Review of Neil Postman's: The End of Education by Bailey E.
Throughout all Postman's creations, he continues the same set of beliefs and morals. Technology can be used as a marvelous tool of learning or it can damage student's intellectual learning process. Students must learn technology as a craft rather than an outlet. In turn, they will benefit themselves rather than harm their education. The End of Education contains content that will force the reader to think "out-of-the-box" and relate personal experience with Postman's beliefs.

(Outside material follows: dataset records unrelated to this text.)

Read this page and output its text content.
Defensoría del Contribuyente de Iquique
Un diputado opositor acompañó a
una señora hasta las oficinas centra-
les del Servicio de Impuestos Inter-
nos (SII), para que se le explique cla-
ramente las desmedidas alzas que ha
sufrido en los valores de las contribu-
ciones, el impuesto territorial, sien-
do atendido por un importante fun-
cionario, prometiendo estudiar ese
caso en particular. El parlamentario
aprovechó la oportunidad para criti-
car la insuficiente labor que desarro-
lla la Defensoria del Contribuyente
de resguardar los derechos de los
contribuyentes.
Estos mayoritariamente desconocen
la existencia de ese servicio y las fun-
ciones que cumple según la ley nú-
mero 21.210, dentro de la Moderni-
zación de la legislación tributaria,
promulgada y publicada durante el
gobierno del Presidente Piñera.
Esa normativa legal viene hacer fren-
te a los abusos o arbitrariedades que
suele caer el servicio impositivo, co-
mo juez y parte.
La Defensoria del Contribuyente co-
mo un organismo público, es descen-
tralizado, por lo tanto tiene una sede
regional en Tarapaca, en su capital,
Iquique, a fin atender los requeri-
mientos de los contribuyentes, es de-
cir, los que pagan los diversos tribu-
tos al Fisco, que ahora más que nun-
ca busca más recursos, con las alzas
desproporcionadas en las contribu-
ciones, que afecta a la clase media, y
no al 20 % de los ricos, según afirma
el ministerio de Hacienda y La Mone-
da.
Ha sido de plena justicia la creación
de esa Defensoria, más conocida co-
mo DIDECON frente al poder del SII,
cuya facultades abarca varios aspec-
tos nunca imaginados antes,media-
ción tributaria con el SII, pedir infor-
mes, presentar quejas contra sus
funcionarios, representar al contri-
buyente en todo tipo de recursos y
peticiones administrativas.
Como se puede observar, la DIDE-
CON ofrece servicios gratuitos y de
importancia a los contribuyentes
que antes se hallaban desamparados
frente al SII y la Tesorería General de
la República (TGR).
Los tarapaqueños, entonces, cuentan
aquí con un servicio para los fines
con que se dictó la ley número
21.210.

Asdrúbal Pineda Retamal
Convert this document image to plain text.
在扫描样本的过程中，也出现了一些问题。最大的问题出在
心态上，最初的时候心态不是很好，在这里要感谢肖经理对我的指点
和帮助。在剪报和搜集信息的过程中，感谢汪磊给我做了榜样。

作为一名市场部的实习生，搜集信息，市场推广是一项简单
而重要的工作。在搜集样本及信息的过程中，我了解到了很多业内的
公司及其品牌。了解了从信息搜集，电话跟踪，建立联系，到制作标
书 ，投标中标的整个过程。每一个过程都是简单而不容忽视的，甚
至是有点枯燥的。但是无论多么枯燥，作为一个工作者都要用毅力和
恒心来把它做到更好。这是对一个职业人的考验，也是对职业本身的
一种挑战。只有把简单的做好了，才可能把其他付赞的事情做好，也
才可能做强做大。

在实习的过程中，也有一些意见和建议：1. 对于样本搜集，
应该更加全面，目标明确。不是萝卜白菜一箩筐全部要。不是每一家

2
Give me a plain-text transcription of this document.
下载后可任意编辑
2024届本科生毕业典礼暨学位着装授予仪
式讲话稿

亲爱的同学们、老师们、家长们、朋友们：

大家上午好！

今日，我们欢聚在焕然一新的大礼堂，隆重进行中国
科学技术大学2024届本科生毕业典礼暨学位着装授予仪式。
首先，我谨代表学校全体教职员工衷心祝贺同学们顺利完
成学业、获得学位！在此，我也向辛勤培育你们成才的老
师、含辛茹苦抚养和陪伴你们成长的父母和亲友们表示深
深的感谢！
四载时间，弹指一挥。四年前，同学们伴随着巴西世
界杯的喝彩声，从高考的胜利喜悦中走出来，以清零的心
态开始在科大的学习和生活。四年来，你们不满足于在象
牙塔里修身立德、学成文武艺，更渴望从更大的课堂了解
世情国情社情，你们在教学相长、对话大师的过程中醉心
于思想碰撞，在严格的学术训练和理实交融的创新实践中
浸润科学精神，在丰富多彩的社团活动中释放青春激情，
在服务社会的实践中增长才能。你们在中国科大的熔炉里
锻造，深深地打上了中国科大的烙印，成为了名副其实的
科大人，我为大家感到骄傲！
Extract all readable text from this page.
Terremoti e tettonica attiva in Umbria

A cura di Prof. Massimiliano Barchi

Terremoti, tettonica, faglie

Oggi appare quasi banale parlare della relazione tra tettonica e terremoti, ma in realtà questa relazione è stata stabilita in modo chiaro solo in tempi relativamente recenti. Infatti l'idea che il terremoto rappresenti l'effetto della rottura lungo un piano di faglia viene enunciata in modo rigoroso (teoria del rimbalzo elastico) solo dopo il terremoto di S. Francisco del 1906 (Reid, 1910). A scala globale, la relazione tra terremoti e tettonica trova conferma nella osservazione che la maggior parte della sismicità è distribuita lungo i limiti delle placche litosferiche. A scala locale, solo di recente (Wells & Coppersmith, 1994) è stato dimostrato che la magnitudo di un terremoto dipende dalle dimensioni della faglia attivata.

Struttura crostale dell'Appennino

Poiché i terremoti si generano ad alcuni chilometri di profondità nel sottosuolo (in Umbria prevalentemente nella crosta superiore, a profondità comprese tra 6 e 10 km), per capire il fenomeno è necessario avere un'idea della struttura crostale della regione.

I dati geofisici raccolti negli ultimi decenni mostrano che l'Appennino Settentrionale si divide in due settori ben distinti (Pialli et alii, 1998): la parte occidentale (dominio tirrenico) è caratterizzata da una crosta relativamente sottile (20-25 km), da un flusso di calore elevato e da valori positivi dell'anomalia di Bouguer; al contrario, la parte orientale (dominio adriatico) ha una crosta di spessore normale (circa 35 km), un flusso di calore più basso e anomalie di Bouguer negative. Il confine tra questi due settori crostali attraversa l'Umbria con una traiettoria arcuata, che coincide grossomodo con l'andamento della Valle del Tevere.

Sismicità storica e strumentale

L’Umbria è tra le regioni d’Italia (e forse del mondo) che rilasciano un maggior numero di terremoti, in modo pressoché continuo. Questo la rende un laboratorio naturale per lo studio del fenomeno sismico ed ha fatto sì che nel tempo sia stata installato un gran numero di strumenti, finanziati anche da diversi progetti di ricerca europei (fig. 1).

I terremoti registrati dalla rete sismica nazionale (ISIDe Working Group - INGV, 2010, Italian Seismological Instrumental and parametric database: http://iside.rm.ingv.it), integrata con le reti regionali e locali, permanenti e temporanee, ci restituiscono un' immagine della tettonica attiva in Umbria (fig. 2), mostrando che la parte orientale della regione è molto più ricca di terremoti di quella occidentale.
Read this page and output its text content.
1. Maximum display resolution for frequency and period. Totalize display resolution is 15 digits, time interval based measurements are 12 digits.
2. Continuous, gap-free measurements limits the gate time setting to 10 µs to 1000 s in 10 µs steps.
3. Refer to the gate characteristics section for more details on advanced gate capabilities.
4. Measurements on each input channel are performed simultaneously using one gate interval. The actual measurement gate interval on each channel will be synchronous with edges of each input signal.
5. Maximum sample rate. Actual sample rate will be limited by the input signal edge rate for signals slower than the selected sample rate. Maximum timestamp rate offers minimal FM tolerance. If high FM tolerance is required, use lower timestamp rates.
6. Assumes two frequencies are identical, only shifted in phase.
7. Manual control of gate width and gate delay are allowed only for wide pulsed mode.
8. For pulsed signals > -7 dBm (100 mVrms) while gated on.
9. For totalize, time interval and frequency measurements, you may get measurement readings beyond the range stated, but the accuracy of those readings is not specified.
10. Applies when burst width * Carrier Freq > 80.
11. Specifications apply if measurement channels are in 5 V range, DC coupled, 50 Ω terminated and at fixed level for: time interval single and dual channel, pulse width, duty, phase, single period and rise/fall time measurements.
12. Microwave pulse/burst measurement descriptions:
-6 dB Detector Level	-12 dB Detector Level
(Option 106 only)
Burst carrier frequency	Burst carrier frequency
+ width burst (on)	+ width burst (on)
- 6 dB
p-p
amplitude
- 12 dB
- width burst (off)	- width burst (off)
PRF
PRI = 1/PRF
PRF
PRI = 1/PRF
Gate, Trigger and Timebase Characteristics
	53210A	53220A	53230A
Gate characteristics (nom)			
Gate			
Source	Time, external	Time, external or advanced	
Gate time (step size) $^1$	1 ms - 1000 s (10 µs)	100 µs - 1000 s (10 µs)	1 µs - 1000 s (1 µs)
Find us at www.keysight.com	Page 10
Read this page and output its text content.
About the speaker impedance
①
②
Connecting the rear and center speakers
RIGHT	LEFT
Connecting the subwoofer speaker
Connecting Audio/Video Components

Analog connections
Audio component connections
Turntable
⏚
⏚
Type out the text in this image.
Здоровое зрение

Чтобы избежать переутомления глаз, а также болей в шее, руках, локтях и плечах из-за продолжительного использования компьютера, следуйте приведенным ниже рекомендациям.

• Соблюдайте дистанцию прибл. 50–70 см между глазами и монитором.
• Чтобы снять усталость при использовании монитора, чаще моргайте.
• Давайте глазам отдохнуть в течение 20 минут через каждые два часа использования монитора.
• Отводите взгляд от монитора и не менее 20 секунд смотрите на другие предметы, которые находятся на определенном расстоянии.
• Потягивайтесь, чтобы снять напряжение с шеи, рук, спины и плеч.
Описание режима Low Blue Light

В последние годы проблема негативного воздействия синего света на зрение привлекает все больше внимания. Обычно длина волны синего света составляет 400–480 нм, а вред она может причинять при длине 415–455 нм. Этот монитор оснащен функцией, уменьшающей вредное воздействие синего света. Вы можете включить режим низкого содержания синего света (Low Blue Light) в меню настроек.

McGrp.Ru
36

Postman encourages people to grow and change because of something they have learned so that their life is more diversified. However, there must be a reason and a means for such change. It is usually abstract and hard to identify. It deals with systematic thought, yet it is completely different than motivation. Reason is the power of acquiring intellectual knowledge and unemotional thought; motivation is the act or state of being motivated. Postman believes that there must be a reason (not motivation) for taking a test, doing your homework, listening to the teacher, or even going to class. Without a reason, schooling does not work. In order to develop reasoning skills, you must have a god to serve. Serving, as well as choosing a god, is essential to understanding the reasons complexity, credibility, and power. Whether we believe in them or not, we cannot live without them because they play such an important role in reasoning and learning. Postman states that students who share a common god are what make a public school truly public. They may believe in the science-god (understanding, power, demonstrable, cumulative, correctable, practical), the technology-god (vision of paradise, convenient, efficient, prosperous), or the local-god (hard work, discipline). These gods control and have a sufficient amount of power to give point and meaning to schooling. These gods work in narratives to help direct one's mind to an idea or story.
Postman envisions narratives that deal with directing peoples' minds to the origins and creation of the future. The significance of narratives relies on giving meaning to the world, especially through schooling. Narratives work to provide a sense of personal identity, community life, moral conduct, and life explanations, just as schooling should. He goes on to describe five narratives that may serve us better: "Spaceship Earth"; "The Fallen Angel"; "The American Experiment"; "The Laws of Diversity" and "The Word Weavers/The World Makers".
Postman's most compelling argument, in my view, revolves around what he takes to be the "false gods" of modern education. What keeps our schools from being effective, he says, is the lack of commonly accepted stories, or the inadequacy of those we have in giving meaning and direction to schooling. At the moment, he says, education is geared toward economic utility, consumerism, technology, multiculturalism and other false objectives. Narratives such as these are incapable of providing a rich and sustaining rationale for public education. Postman is a strong believer that education must be for life, not merely on career sake.
Postman also offers a number of innovations toward making schools more effective. He argues that textbooks should be altogether eliminated because they have a deadening effect on students and promote a view of education as the gaining of immutable facts. Postman created an enjoyable book.